13.8 The participating Board's chairperson, his/her designate or designates or the Director of the Division of Professional Regulation or his/her designate may, in consultation with the treating professional at any time during the Voluntary Treatment Option, restrict the practice of a chemically dependent or impaired professional if such action is deemed necessary to protect the public health, welfare or safety.
13.9 If practice is restricted, the regulated professional may apply for unrestricted licensure upon completion of the program.
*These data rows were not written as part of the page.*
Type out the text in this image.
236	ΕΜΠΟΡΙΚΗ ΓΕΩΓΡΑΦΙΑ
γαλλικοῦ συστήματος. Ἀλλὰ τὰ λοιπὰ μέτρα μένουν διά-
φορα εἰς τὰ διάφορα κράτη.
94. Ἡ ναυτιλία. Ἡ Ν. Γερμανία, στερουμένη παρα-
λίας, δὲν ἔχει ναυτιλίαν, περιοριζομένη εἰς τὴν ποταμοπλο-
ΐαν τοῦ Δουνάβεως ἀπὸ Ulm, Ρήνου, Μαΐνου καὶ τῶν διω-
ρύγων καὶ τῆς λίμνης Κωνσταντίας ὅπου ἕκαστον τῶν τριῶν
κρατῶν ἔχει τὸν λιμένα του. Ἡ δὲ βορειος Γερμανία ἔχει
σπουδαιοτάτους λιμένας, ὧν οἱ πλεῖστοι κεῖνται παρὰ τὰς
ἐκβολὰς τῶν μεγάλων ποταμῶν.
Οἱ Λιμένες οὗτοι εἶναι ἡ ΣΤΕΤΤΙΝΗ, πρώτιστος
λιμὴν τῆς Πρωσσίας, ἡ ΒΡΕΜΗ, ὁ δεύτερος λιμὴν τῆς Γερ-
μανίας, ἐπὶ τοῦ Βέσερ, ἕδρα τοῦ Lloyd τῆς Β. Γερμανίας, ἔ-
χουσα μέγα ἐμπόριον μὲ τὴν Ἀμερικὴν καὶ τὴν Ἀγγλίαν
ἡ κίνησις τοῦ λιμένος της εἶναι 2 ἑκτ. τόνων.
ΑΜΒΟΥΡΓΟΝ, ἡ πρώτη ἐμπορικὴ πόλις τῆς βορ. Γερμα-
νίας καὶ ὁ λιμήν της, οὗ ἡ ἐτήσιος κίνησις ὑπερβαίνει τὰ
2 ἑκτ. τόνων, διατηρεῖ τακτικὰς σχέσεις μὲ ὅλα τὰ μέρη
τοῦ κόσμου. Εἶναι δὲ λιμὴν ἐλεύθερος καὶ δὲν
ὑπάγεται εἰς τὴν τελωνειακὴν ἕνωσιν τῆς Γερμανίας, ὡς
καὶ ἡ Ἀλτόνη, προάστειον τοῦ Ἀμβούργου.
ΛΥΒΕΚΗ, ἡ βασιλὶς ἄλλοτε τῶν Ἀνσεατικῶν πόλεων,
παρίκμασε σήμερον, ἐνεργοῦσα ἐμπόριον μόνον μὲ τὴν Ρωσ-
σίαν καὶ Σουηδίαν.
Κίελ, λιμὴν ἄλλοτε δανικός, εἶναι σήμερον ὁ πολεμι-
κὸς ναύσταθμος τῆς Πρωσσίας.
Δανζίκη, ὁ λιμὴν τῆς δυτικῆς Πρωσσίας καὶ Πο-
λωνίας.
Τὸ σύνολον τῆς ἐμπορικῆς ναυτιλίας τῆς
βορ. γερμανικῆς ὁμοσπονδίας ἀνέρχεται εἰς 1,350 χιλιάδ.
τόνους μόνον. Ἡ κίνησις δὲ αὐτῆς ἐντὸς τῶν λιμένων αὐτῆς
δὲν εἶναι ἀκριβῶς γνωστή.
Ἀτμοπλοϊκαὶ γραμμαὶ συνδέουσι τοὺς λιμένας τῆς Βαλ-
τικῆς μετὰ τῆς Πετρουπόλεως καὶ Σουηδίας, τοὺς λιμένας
13.10 Failure to enter into such agreement or to comply with the terms and make satisfactory progress in the treatment program shall disqualify the regulated professional from the provisions of the Voluntary Treatment Option, and the participating Board shall be notified and cause to be activated an immediate investigation and disciplinary proceedings as appropriate.
13.11 Any person who reports pursuant to this section in good faith and without malice shall be immune from any civil, criminal or disciplinary liability arising from such reports, and shall have his/her confidentiality protected if the matter is handled in a nondisciplinary matter.
13.12 Any regulated professional who complies with all of the terms and completes the Voluntary Treatment Option shall have his/her confidentiality protected unless otherwise specified in a participating Board's rules and regulations. In such an instance, the written agreement with the regulated professional shall include the potential for disclosure and specify those to whom such information may be disclosed.
14.1 Unlicensed personnel working in the State of Delaware may not perform any clinical assessments or provide patient care during the course of their job duties.
14.2 Any UP found to have violated the provisions of this section shall be prosecuted for the unlicensed practice of respiratory care.